Last year it launched a digital campaign – Legends – designed to highlight the reasons why event organisers should choose Scotland for their next conference and underline the power of conferences and meetings to bring together like-minded people to build networks, grow knowledge and encourage collaboration.

Rory Archibald, business development manager for VisitScotland Business Events, summarises: "Pioneering innovation is in Scotland’s soul. We have a legacy of invention, research and knowledge that continues to this day and is being secured for the future. From the unique study of dark skies in Dumfries & Galloway to world-renowned oceanic research in the Highlands & Islands, Scotland is home to leading pioneers from industries as diverse as engineering and robotics to computer gaming and medicine. Quite simply, Scotland is a place where ideas come to life. Ideas enable change, events create ideas and Scotland is a place where ideas become legend.”

Don't forget to come and visit us at The Meetings Show on stand H400. 

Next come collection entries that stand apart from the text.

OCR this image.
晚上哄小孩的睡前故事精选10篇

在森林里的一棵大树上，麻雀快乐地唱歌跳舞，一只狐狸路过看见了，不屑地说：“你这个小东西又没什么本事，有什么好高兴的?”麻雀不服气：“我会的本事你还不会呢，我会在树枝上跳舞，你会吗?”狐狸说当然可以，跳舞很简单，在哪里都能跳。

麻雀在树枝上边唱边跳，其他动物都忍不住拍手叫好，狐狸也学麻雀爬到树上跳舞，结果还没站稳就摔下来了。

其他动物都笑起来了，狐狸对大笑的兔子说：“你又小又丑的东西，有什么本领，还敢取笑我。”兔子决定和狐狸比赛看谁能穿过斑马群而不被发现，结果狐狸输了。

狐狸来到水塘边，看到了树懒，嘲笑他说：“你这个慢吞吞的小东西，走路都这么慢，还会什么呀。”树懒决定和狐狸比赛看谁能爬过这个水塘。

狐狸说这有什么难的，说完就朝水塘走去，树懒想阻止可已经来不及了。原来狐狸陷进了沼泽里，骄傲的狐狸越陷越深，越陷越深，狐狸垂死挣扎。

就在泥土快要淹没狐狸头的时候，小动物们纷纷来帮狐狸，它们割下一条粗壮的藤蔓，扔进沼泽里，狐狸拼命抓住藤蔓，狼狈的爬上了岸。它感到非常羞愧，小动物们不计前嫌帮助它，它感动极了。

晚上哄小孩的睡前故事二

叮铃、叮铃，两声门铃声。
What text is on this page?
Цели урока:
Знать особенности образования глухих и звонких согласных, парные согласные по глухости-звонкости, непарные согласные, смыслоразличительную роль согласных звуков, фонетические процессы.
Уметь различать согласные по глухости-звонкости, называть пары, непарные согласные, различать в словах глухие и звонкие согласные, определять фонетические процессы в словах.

Golf has been around in Scotland since the 15th Century when it was known as 'gowf'. The nation now boasts 550 courses to play on including the world-famous Gleneagles and St Andrews.



Cosagach is the Scottish version of the Danish term Hygge. The Gaelic term denotes a feeling of being snug, sheltered and cosy.



Scotch whisky may be Scotland's national drink with the spirit made at more than 100 active distilleries, but both gin and beer are also produced in abundance at 50 gin distilleries and more than 100 breweries around the country.



Unicorns may have been a trend for both children and adults alike in 2017, but the Unicorn is in  fact the national animal of Scotland. 


From the UK: Scheduled flights are available from all over the UK to Scotland's main airports. London to Edinburgh or Glasgow take one hour while it is approximately another 20 minutes to Aberdeen.

From Europe: In Europe, 28 direct flight connections go into Edinburgh, and or Glasgow with main hubs including Paris Charles de Gaulle, Reykjavik-Keflavik Airport, Frankfurt am Maine, Amsterdam Schipol and Madrid Barajas.

Further afield: There are direct flights to Glasgow and Edinburgh from major cities in the USA, Canada and the Middle East with easy transfers from London Heathrow or Paris Charles de Gaulle available from other markets.

When in Scotland: Once in Scotland, all major cities and other destinations are a short drive or train ride away thanks to its extensive road and rail networks.